Le pauvre garçon fondit en larmes en recevant ce cadeau. Il embrassa Emilie comme il ne l'avait encore jamais embrassée. Aussitôt qu'il put marcher, Daniel entra en apprentissage chez un tailleur, et se mit à travailler de grand coeur. Il ne tarda guère à gagner de l'argent, qu'il remettait à sa soeur, comme faisait son père; et, par la suite, il n'eut jamais de mauvaises paroles pour elle ni pour personne.

LE RAMONEUR.

Le petit Matthieu n'avait pas cinq ans lorsqu'il perdit son père et sa mère.

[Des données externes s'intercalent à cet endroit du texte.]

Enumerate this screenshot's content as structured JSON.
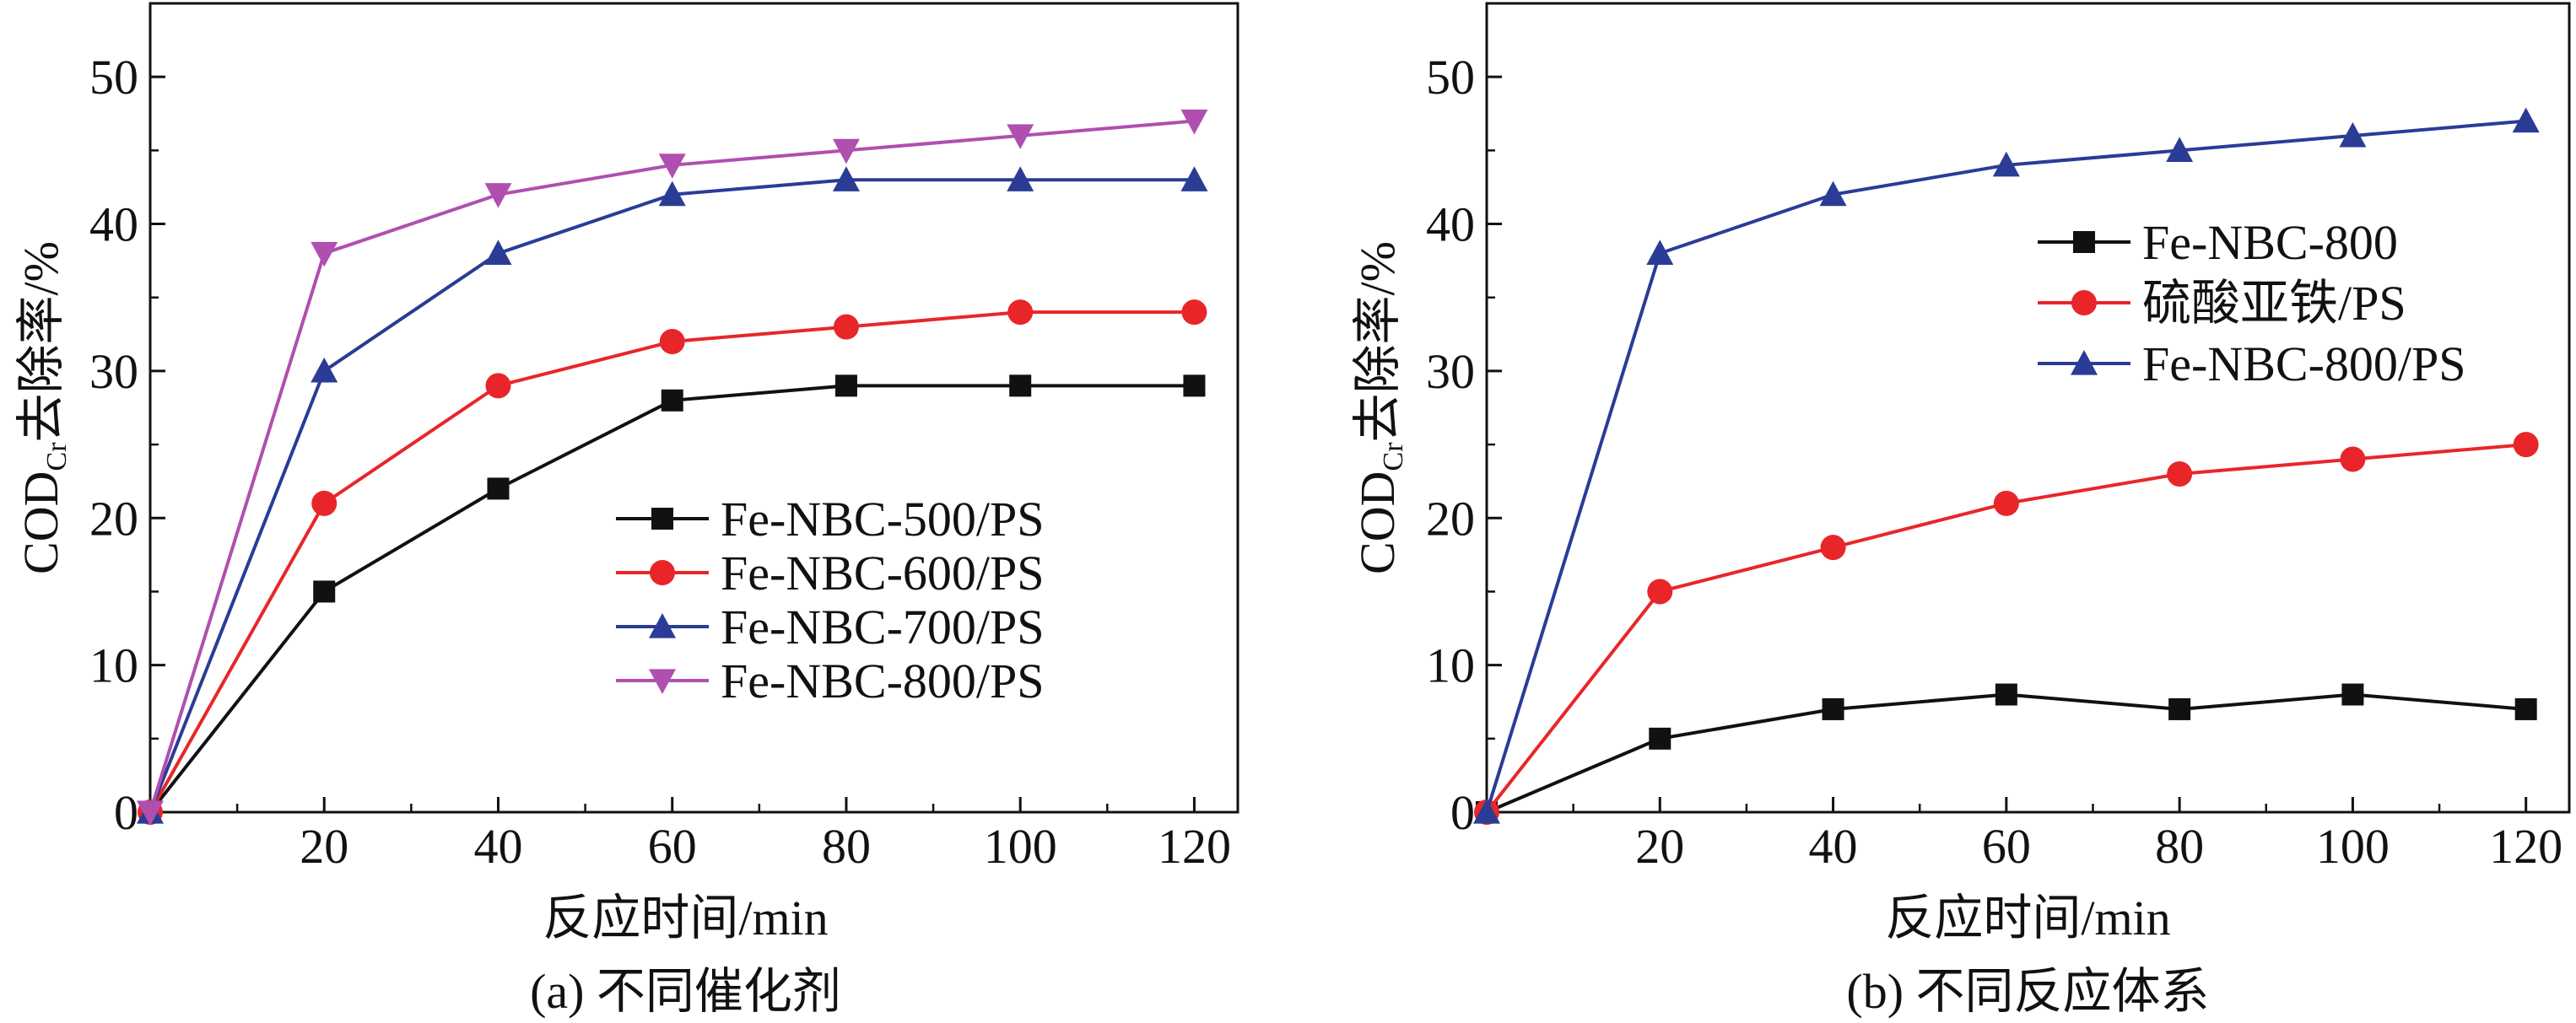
{
  "chart_data": [
    {
      "type": "line",
      "caption": "(a) 不同催化剂",
      "xlabel": "反应时间/min",
      "ylabel": {
        "main": "COD",
        "sub": "Cr",
        "rest": "去除率/%"
      },
      "xlim": [
        0,
        125
      ],
      "ylim": [
        0,
        55
      ],
      "xticks": [
        20,
        40,
        60,
        80,
        100,
        120
      ],
      "yticks": [
        0,
        10,
        20,
        30,
        40,
        50
      ],
      "grid": false,
      "legend_position": "lower-right",
      "x": [
        0,
        20,
        40,
        60,
        80,
        100,
        120
      ],
      "series": [
        {
          "name": "Fe-NBC-500/PS",
          "color": "#111111",
          "marker": "square",
          "values": [
            0,
            15,
            22,
            28,
            29,
            29,
            29
          ]
        },
        {
          "name": "Fe-NBC-600/PS",
          "color": "#e8262a",
          "marker": "circle",
          "values": [
            0,
            21,
            29,
            32,
            33,
            34,
            34
          ]
        },
        {
          "name": "Fe-NBC-700/PS",
          "color": "#2b3c96",
          "marker": "triangle-up",
          "values": [
            0,
            30,
            38,
            42,
            43,
            43,
            43
          ]
        },
        {
          "name": "Fe-NBC-800/PS",
          "color": "#b04fb0",
          "marker": "triangle-down",
          "values": [
            0,
            38,
            42,
            44,
            45,
            46,
            47
          ]
        }
      ]
    },
    {
      "type": "line",
      "caption": "(b) 不同反应体系",
      "xlabel": "反应时间/min",
      "ylabel": {
        "main": "COD",
        "sub": "Cr",
        "rest": "去除率/%"
      },
      "xlim": [
        0,
        125
      ],
      "ylim": [
        0,
        55
      ],
      "xticks": [
        20,
        40,
        60,
        80,
        100,
        120
      ],
      "yticks": [
        0,
        10,
        20,
        30,
        40,
        50
      ],
      "grid": false,
      "legend_position": "upper-right",
      "x": [
        0,
        20,
        40,
        60,
        80,
        100,
        120
      ],
      "series": [
        {
          "name": "Fe-NBC-800",
          "color": "#111111",
          "marker": "square",
          "values": [
            0,
            5,
            7,
            8,
            7,
            8,
            7
          ]
        },
        {
          "name": "硫酸亚铁/PS",
          "color": "#e8262a",
          "marker": "circle",
          "values": [
            0,
            15,
            18,
            21,
            23,
            24,
            25
          ]
        },
        {
          "name": "Fe-NBC-800/PS",
          "color": "#2b3c96",
          "marker": "triangle-up",
          "values": [
            0,
            38,
            42,
            44,
            45,
            46,
            47
          ]
        }
      ]
    }
  ]
}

Il ne lui resta que sa grand'mère, qui était bien pauvre; mais tant que l'enfant fut tout petit, il ne s'aperçut pas de cette grande pauvreté; car s'il n'y avait de pitance que pour un dans la maison, la grand'mère mangeait son pain sec pendant que Matthieu s'amusait avec les autres enfants du village; de sorte qu'il ne se doutait pas des privations que la bonne vieille s'imposait; et lorsqu'il n'y avait pas assez de pain pour deux, la pauvre femme faisait semblant d'être malade pour ne pas manger, et pour laisser à l'enfant le peu qui restait.

Mais quand Matthieu eut sept ans, il s'aperçut que sa bonne grand'mère le trompait; alors il résolut de s'engager comme ramoneur, afin de ne plus être à sa charge. Il alla trouver le père Martial, ramoneur juré qui, chaque année, emmenait deux ou trois petits garçons avec lui.

«Père Martial, lui dit-il, avez-vous un petit ramoneur cette année?

—Non, mon garçon; pourquoi demandes-tu cela?

—Parce que j'ai bien envie d'aller avec vous. Voulez-vous me prendre?